Наконец, у третьей лунки дело сдвинулось с места. Когда мы только вышли на поле, Оливер щедро делился со мной своим опытом старожила. «Осторожнее с коварным подходом к двенадцатой…» — предостерегал он меня. Или: «Думаю, семнадцатая вас развлечет…» Затем, как я уже упомянул, двух моих дилетантских ударов в никуда оказалось достаточно, чтобы он перестал вежливо притворяться, будто играет с равным себе, с кем-то, кто понимает, о чем он говорит. И без всякой обиды, более или менее храня молчание, он примирился с тем, что будет соревноваться не с Беа и со мной, а с собственными наилучшими достижениями в прошлом. И у третьей лунки он без единого слова, будто был на поле в полном одиночестве, ударил чуть косо, мяч попал под ветер и был снесен влево. Однако, подчиняясь обычной средней удаче Оливера, приземлился в не слишком недоступном месте.

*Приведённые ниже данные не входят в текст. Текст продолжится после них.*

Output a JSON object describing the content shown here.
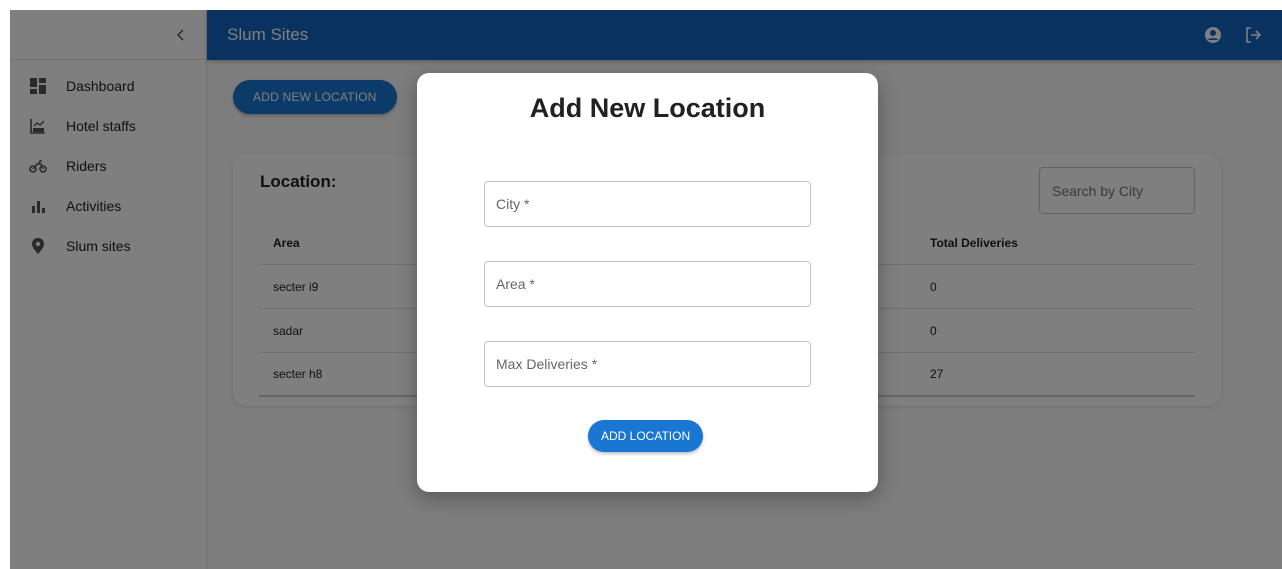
{
  "appbar": {
    "title": "Slum Sites"
  },
  "sidebar": {
    "items": [
      {
        "label": "Dashboard",
        "icon": "dashboard-icon"
      },
      {
        "label": "Hotel staffs",
        "icon": "hotel-staff-icon"
      },
      {
        "label": "Riders",
        "icon": "motorcycle-icon"
      },
      {
        "label": "Activities",
        "icon": "bar-chart-icon"
      },
      {
        "label": "Slum sites",
        "icon": "location-pin-icon"
      }
    ]
  },
  "main": {
    "add_button_label": "ADD NEW LOCATION",
    "card_title": "Location:",
    "search_placeholder": "Search by City",
    "table": {
      "headers": {
        "area": "Area",
        "total": "Total Deliveries"
      },
      "rows": [
        {
          "area": "secter i9",
          "total": "0"
        },
        {
          "area": "sadar",
          "total": "0"
        },
        {
          "area": "secter h8",
          "total": "27"
        }
      ]
    }
  },
  "modal": {
    "title": "Add New Location",
    "city_placeholder": "City *",
    "area_placeholder": "Area *",
    "max_placeholder": "Max Deliveries *",
    "submit_label": "ADD LOCATION"
  },
  "colors": {
    "primary": "#1565c0",
    "button": "#1976d2"
  }
}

Настала моя очередь. Я расставил ноги над мячом, трусливо жмущимся к метке, потом под взглядом Риети, пытающегося раскурить сигару на ветру, и обеих женщин — Беа думала о своем, а Верити обмахнула щеки пуховкой и убрала ее в пудреницу со щелчком, таким громким и резким, что он сбил бы мой прицел, будь что сбивать, — я размахнулся клюшкой во всю меру своих сил и возможностей, зная и не глядя, что треск, раздавшийся при их контакте, треск, который ощущаешь внутри, ломая руку или ногу, ничего хорошего полету мяча не сулит. И да, подхваченный игривыми пальцами ветра, он свернул вбок, ударился о землю, покатился, один раз высоко и стремительно подпрыгнул и исчез в рощице, там, где поле подходило всего ближе к обрыву.
Всего ближе к обрыву… а под обрывом, внезапно сообразил я, были береговое шоссе и океан. Оливер неторопливо направился к следующей лунке. Верити, чья была очередь бить, не смотрела ни на Беа, ни на меня, а стояла, расставив ноги над меткой, поглядывая то на перспективу перед собой, то вниз на мяч. Риети все еще боролся с упрямой сигарой, которая, не успев раскуриться, тут же гасла.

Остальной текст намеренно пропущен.